Consumer borrowers see some spectacular rates with annual percentages  reaching the thousands in the worst cases and in the commercial borrowing world there are some incredibly high rates too, giving business borrowers a far higher charge than may be appropriate or expected.

Within the invoice finance sector there can be an unhealthy masking of the true interest rate charged for funds used. One such example this week sees a business utilise funds at a described rate of Base Rate plus 2.5 (subject to a minimum base rate as determined by the lender).

The key point here is the ‘subject to a minimum………….’ line. When a rate is quoted thus its probably not unreasonable to expect the Base rate to be the aforementioned Bank of England figure. In this case the actual base was 7.5%.

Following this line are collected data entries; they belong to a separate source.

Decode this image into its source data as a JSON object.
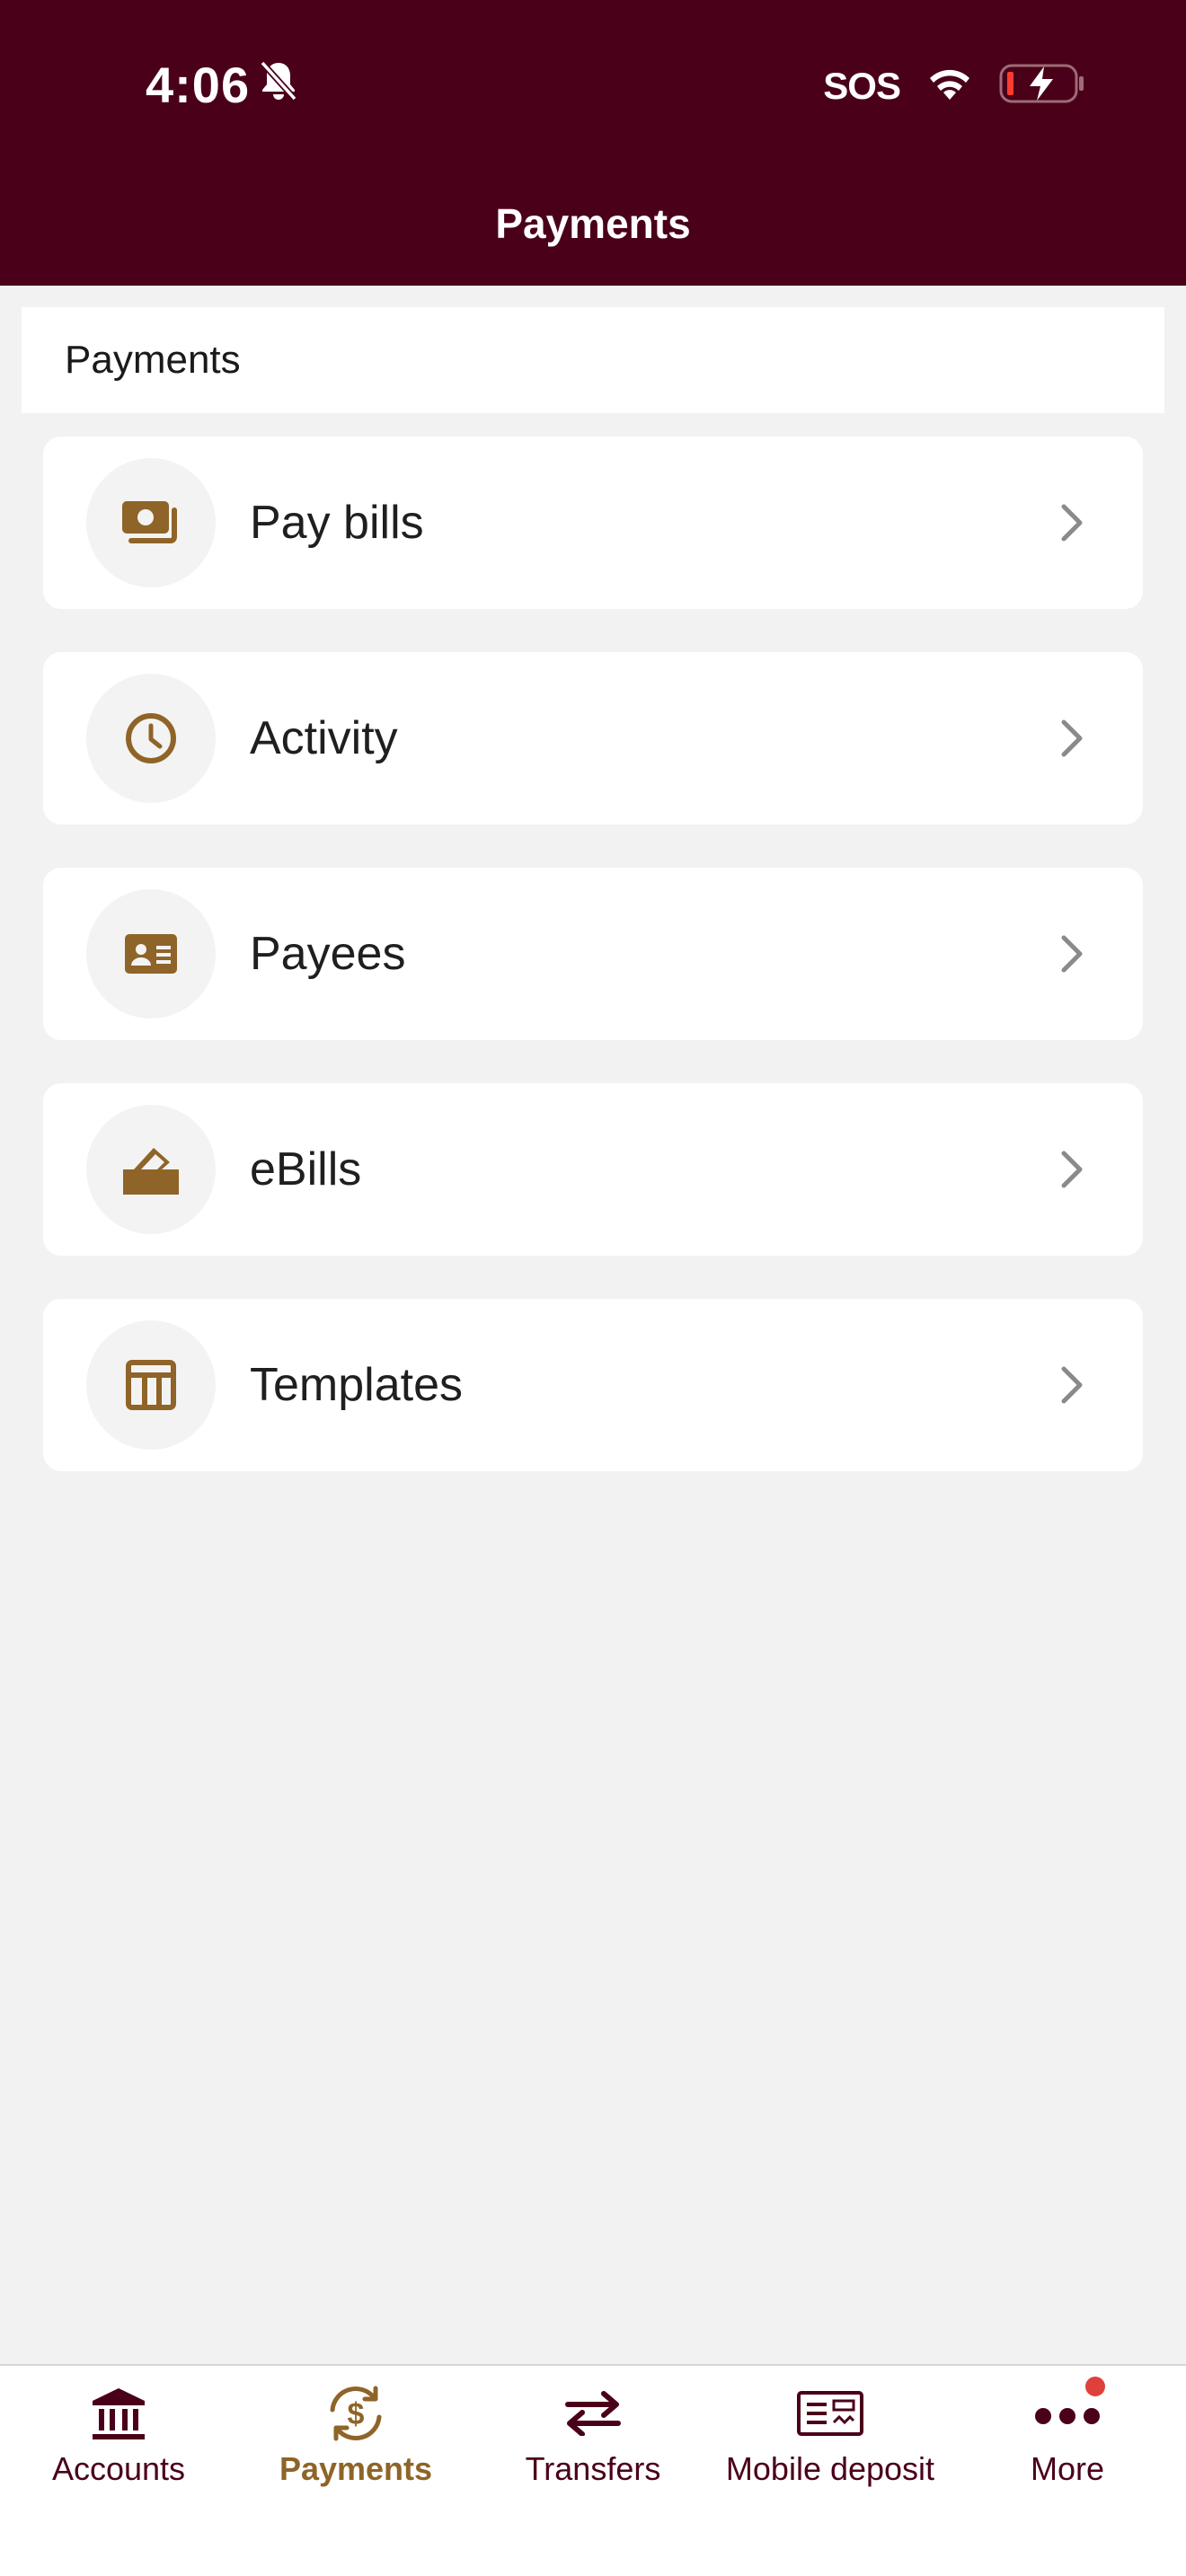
{
  "status_bar": {
    "time": "4:06",
    "carrier": "SOS",
    "icons": [
      "bell-slash-icon",
      "wifi-icon",
      "battery-charging-icon"
    ]
  },
  "header": {
    "title": "Payments"
  },
  "section": {
    "title": "Payments"
  },
  "menu": {
    "items": [
      {
        "label": "Pay bills",
        "icon": "money-bill-icon"
      },
      {
        "label": "Activity",
        "icon": "clock-icon"
      },
      {
        "label": "Payees",
        "icon": "id-card-icon"
      },
      {
        "label": "eBills",
        "icon": "envelope-open-icon"
      },
      {
        "label": "Templates",
        "icon": "template-icon"
      }
    ]
  },
  "tabbar": {
    "tabs": [
      {
        "label": "Accounts",
        "icon": "bank-icon",
        "active": false
      },
      {
        "label": "Payments",
        "icon": "dollar-cycle-icon",
        "active": true
      },
      {
        "label": "Transfers",
        "icon": "arrows-exchange-icon",
        "active": false
      },
      {
        "label": "Mobile deposit",
        "icon": "check-deposit-icon",
        "active": false
      },
      {
        "label": "More",
        "icon": "more-dots-icon",
        "active": false,
        "badge": true
      }
    ]
  },
  "colors": {
    "header_bg": "#4a0019",
    "accent_gold": "#8f6428",
    "background": "#f2f2f2",
    "badge": "#e0403a"
  }
}
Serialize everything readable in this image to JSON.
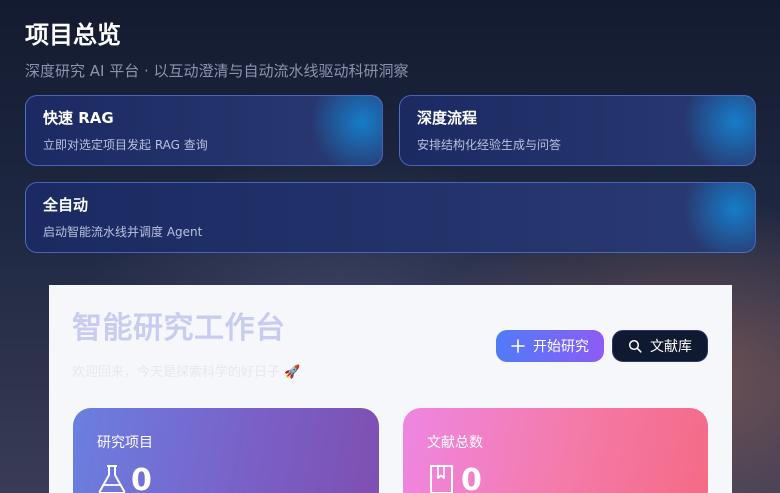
{
  "header": {
    "title": "项目总览",
    "subtitle": "深度研究 AI 平台 · 以互动澄清与自动流水线驱动科研洞察"
  },
  "quick_actions": [
    {
      "title": "快速 RAG",
      "description": "立即对选定项目发起 RAG 查询"
    },
    {
      "title": "深度流程",
      "description": "安排结构化经验生成与问答"
    },
    {
      "title": "全自动",
      "description": "启动智能流水线并调度 Agent"
    }
  ],
  "workspace": {
    "title": "智能研究工作台",
    "subtitle": "欢迎回来，今天是探索科学的好日子 🚀",
    "start_button": "开始研究",
    "library_button": "文献库",
    "stats": [
      {
        "label": "研究项目",
        "value": "0",
        "icon": "flask-icon"
      },
      {
        "label": "文献总数",
        "value": "0",
        "icon": "book-icon"
      }
    ]
  },
  "colors": {
    "accent_start": "#4f7bf6",
    "accent_end": "#8c5cf6",
    "card_border": "#5876d6",
    "projects_card": "#7a5fc6",
    "docs_card": "#f47aa8"
  }
}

What is frustrating is the opaque nature of the description and it ought to be incumbent on lenders to be clear on charges, rates and security. Sadly, within parts of the invoice finance community, there are massive discrepancies between the headline description and the reality.

Funders use a number of different ruses to hide the true charges. As an independent broker Factoring Partners is ideally placed and suitably experienced to guide a business through the charges, imposed by invoice financiers, including those that are a little less than clear.

 

 

Locally Stratford grinds to a halt this week end (as it does most days, traffic wise) to celebrate a well known birthday.